= Erica Lippitz =

Erica Jan (Riki) Lippitz and Marla Rosenfeld Barugel were the first two female hazzans (also called cantors) ordained in Conservative Judaism. Their ordination was held in 1987, two years after the first woman was ordained a Conservative rabbi.

Lippitz and Barugel were ordained at the same time by the Cantors Institute of the Jewish Theological Seminary in New York City. After her ordination, Lippitz served for 34 years as cantor of Oheb Shalom in South Orange, New Jersey. She was also the director and co-founder of the Kol Dodi choir, director of Oheb Shalom's adult and children's choirs, and a member of the folk-singing group Beged Kefet, which performs nationally and has made three recordings.
She was a cofounder, with Cantor Perry Fine, of the JTS Cantorial Alumni Association's Shir Joy Choral Festival. In 2005 she sang at Carnegie Hall.
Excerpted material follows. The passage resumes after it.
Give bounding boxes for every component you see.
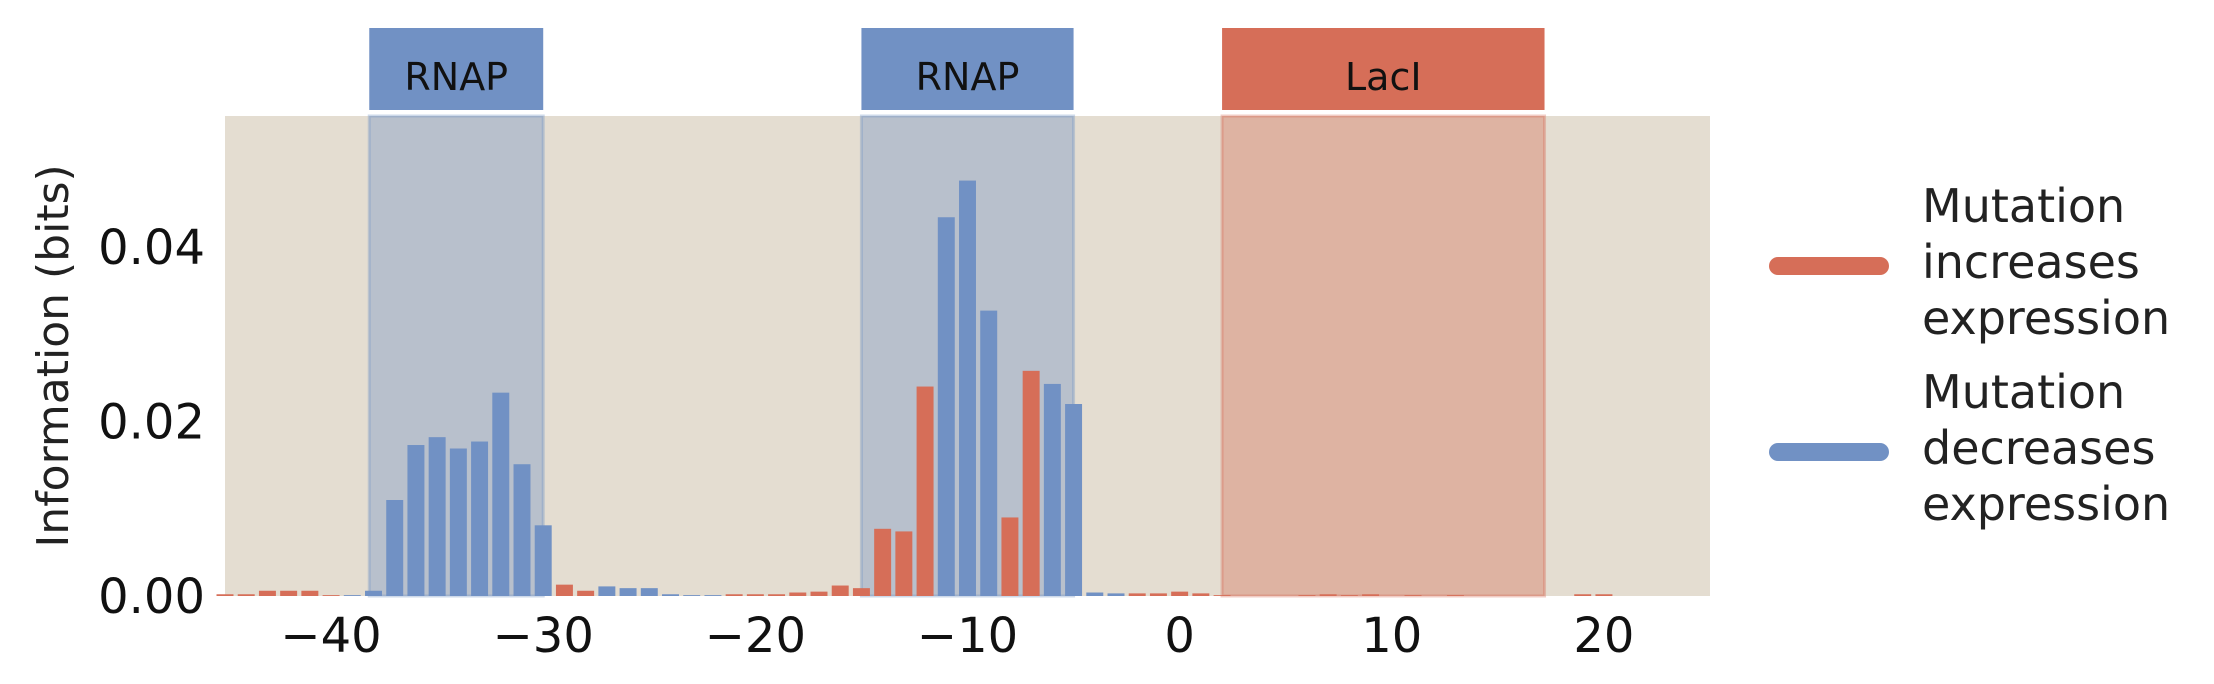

Prior to becoming a cantor, Lippitz earned a B.A. from the University of Michigan, as well as a Masters in Jewish Communal Service from Brandeis University. She had also served as the director of Loyola University Chicago's Hillel. When she entered the Seminary, she did not believe graduating as a Hazzan would be possible. By the time she graduated, she was one of eleven accomplished women in the program, all of whom went on to serve congregations of note.

Cantor Lippitz was recognized numerous times by the Cantors Assembly of the Conservative movement, receiving the Yehudah Mandel Humanitarian Award (2013), the Hazzan Moshe Nathanson Award for Conducting (2018), and the Yuval Award (2018).